Oggi alla Camera si aprirà la discussione sulle proposte di legge per la reintroduzione dell’articolo 18 e la sua estensione alle aziende con più di 5 dipendenti. In pratica, il ritorno del diritto al reintegro nel posto di lavoro per tutti i licenziati senza giusta causa e per di più su una platea molto più ampia di aziende (il vecchio articolo 18, infatti, si applicava alle imprese e con più di 15 dipendenti).
Le proposta di legge base è stata presentata da Mdp (primo firmatario, Francesco Laforgia), il gruppo di dalemiani e bersaniani che si è scisso dal Pd di Renzi. Ad essa è abbinata la proposta di Sinistra italiana (primo firmatario Giorgio Airaudo, già dirigente di lungo corso della Fiom-Cgil). Entrambi gli articolati ricalcano su questo punto la proposta di legge di iniziativa popolare sulla Carta dei diritti del lavoro presentata in Parlamento dalla Cgil con oltre un milione di firme.

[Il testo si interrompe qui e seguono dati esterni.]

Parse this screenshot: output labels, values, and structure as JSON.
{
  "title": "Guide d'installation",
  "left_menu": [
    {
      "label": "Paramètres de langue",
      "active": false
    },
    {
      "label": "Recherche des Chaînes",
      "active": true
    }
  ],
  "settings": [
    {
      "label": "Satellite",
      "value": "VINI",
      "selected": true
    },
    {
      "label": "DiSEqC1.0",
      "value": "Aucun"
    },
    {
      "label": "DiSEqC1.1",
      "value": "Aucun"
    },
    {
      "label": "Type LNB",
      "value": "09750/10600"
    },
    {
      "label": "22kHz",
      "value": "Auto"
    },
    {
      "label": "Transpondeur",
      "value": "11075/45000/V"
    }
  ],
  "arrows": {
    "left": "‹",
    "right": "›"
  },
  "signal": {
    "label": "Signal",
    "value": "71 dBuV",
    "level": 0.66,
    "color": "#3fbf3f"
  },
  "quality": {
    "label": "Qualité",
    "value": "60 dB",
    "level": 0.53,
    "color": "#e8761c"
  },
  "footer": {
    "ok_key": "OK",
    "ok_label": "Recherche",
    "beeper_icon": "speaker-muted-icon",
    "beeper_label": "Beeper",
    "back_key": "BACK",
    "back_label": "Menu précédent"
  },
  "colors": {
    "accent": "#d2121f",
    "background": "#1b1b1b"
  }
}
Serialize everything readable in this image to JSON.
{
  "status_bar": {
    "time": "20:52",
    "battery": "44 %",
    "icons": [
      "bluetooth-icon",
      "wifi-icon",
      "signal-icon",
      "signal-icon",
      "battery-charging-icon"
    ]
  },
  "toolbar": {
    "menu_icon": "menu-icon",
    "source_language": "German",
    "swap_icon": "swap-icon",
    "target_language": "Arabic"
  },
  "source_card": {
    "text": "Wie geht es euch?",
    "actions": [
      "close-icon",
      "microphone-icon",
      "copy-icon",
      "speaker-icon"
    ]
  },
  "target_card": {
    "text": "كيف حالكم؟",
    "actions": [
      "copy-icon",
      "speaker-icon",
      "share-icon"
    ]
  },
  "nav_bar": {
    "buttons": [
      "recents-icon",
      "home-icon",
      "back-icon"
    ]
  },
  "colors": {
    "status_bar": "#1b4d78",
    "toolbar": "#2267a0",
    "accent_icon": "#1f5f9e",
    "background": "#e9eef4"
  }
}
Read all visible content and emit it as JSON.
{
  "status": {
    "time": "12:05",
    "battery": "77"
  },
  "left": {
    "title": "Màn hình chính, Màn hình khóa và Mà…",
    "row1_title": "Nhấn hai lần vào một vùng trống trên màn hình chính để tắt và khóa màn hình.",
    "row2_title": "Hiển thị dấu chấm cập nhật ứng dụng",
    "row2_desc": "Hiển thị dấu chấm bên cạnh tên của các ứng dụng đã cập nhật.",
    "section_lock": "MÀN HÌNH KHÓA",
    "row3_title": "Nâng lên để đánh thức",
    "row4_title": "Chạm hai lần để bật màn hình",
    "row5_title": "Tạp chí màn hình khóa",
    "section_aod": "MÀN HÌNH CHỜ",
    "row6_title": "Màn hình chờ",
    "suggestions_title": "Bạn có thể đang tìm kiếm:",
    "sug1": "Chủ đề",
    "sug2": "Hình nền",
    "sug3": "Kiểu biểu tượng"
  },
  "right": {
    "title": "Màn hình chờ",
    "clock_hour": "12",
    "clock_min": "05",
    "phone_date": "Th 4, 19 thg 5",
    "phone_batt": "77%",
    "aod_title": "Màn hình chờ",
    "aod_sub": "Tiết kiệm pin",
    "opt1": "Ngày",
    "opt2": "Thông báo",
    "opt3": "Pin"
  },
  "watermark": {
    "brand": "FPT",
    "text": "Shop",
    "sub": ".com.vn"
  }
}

L’iniziativa di Mdp e Si ha creato non poco imbarazzo nel Pd, dove lo storico legame con la Cgil pesa ancora. Per evitare di arrivare al voto in aula, sotto i riflettori della televisione e dei giornali, il Pd ricorrerà a un escamotage: chiederà e otterrà (visti i voti di cui disposte a Montecitorio) il ritorno della discussione nella commissione Lavoro, con la promessa di presentare emendamenti alla legge di Bilancio per intervenire sì sulla disciplina dei licenziamenti, ma su una strada di continuità rispetto al Jobs act anziché di ritorno all’antico.
Il Pd, infatti, punta a un rafforzamento dei risarcimenti previsti in caso di licenziamento senza giusta causa: il minimo passerebbe dalle 4 mensilità previste ora a 8 mentre il massimo salirebbe da 24 a 36 mesi. Secondo Airaudo, si tratta di un «contentino di fronte all’aumento dei licenziamenti -12 mila in più nel 2016 solo quelli disciplinari mentre solo il ripristino del diritto al reintegro sarebbe efficace.
Ma il Pd conclude ha paura di discutere di questo e butta la palla in tribuna». Replica Titti Di Salvo, relatrice per il Pd, anche lei con un lungo passato nella Cgil: «L’articolo 18 è stato l’architrave del sistema dei diritti del lavoro negli anni Settanta ma nell’economia digitale bisogna trovare un altro perno. I lavoratori precari non si difendono più con il reintegro, bisogna puntare invece su formazione, equo compenso e salario minimo.
Tuttavia anziché bocciare e basta in aula la proposta sull’articolo 18, proporremo di tornare in commissione per rafforzare la tutela risarcitoria e disincentivare così i licenziamenti».